On the other hand, developer tools have once again attracted strong interest from capital (91 investor transactions), but the funding amounts are smaller. This is a familiar narrative for this long-tail, low-capital expenditure industry. But it remains a playground for early teams willing to engage in grant and token option games.

Financial services, entertainment, and marketplaces achieved healthy transaction counts and moderate median funding sizes (ranging from $6 million to $18 million), indicating that investors maintain stable and cautious attention. However, their transaction volume is far from the levels seen in 2021-2022. Investors have not lost interest in consumer applications; they are simply waiting for new products to emerge.

Token Financing in Q2 2025: Private vs. Public

Following a booming Q1, token financing in Q2 entered a quieter phase, but this transition feels more like a redistribution than a retreat.

Figure 4: Comparison of private and public token sales in terms of funding amounts and transaction counts from 2022 to 2024, Source: Outlier Ventures, Messari

Private token sales raised $410 million through just 15 transactions, with a median funding size of $29.3 million, the highest level since 2021. This growth in high-value private allocations highlights the current Web3 funding environment: consistency and strategic partnerships are more important than hype. These are not meme coins driven by hype or utility tokens masquerading as protocols; they are validators' alliances, L2 treasuries, and modular Rollup ecosystems quietly consolidating liquidity.

In contrast, public token sales have collapsed. Only 35 financings were completed, down from 112 in Q1, totaling just $134 million, with the median funding size halving. Even retail-favored issuances struggle to attract attention, with most transaction volume concentrated in a few high-profile projects. Beyond that, market sentiment feels more like a wait-and-see rather than bearish; it's a posture of waiting and observing rather than a complete retreat.
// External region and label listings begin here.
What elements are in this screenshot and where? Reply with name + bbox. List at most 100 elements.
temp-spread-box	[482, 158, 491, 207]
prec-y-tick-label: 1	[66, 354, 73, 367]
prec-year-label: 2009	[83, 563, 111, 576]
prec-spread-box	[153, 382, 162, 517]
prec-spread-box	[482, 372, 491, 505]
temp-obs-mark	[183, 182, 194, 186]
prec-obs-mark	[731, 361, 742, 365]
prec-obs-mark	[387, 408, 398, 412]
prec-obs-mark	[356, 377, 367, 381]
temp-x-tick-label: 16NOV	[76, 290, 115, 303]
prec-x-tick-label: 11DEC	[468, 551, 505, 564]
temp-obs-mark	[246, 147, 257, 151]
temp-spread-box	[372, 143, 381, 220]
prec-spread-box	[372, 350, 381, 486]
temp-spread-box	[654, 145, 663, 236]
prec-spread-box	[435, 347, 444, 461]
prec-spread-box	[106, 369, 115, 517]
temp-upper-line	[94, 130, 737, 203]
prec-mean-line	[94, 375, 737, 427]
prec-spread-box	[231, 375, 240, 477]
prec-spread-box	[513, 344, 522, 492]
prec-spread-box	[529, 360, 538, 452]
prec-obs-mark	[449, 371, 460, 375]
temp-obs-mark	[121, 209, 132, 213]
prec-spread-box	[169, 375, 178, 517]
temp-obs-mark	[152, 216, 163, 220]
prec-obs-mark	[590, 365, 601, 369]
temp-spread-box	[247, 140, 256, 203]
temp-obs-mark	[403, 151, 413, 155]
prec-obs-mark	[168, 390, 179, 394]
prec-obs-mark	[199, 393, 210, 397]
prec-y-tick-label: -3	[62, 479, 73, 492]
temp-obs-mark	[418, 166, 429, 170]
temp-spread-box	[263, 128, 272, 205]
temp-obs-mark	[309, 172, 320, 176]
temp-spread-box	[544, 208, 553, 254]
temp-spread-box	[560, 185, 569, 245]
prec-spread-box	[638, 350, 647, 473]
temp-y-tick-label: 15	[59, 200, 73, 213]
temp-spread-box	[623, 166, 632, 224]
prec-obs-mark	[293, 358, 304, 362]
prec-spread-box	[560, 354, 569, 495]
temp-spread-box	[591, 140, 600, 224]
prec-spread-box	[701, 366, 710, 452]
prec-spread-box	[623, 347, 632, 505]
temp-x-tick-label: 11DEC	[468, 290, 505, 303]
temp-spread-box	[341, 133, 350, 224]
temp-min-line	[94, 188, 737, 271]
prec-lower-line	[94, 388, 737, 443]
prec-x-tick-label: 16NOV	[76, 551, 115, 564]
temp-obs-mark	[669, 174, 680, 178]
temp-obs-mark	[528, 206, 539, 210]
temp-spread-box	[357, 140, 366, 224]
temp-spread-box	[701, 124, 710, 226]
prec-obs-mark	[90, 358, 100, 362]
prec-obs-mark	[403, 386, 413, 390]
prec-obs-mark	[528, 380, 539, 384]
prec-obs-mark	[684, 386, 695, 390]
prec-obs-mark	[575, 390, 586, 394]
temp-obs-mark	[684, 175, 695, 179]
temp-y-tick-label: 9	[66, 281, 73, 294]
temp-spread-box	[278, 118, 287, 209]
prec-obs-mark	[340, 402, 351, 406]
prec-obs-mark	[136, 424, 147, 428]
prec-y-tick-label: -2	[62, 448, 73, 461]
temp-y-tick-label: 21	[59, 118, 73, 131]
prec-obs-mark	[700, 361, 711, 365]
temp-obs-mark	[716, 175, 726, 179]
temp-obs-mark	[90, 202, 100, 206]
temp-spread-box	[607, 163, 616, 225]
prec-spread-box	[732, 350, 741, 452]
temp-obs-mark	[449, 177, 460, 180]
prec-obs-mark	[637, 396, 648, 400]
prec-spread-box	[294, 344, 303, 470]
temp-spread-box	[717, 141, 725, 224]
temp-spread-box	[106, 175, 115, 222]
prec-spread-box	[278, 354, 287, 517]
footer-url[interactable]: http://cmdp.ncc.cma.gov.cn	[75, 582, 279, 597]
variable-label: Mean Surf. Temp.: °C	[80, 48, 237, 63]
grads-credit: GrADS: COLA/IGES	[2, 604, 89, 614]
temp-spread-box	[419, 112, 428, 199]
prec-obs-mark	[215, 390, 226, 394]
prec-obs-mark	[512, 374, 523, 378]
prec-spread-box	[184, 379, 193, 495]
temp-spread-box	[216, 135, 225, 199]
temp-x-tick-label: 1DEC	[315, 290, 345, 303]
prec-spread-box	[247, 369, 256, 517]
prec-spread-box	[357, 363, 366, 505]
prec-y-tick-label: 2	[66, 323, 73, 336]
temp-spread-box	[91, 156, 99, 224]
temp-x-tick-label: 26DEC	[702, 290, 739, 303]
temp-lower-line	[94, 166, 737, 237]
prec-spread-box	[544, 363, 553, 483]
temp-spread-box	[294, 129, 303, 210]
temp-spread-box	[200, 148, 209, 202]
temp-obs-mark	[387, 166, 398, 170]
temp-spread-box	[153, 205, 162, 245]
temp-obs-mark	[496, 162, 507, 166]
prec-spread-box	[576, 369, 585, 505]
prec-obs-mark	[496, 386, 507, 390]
The divergence between private and public sales continues the trend tracked since late 2023. Public token issuances surged when the market was hot, but private rounds reflect consistency rather than hype.

Summary

Investors are seeking clearer narratives, more solid infrastructures, and builders who know how to navigate this new financing environment.

If 2024 is a year of recovery and reorganization, then Q2 2025 feels like a year of silent execution.

Capital is flowing, but only to a few. Transaction flows are decreasing, but funding sizes are increasing. Infrastructure continues to win, but not out of bias; no major ideological shifts have occurred.

For founders, the road has narrowed, but it is not untraversable; early deals are still happening, and Series A financing has returned. As long as they align with strategic, scalable, and protocol-dependent goals, private tokens once again have a real seat at the negotiating table.

In short: we have left the hype cycle of the entire market. This is a slow, pressured climb, aimed at those important infrastructures and enduring applications.

The conclusion is simple: this market does not need more hype cycles; it needs inevitability.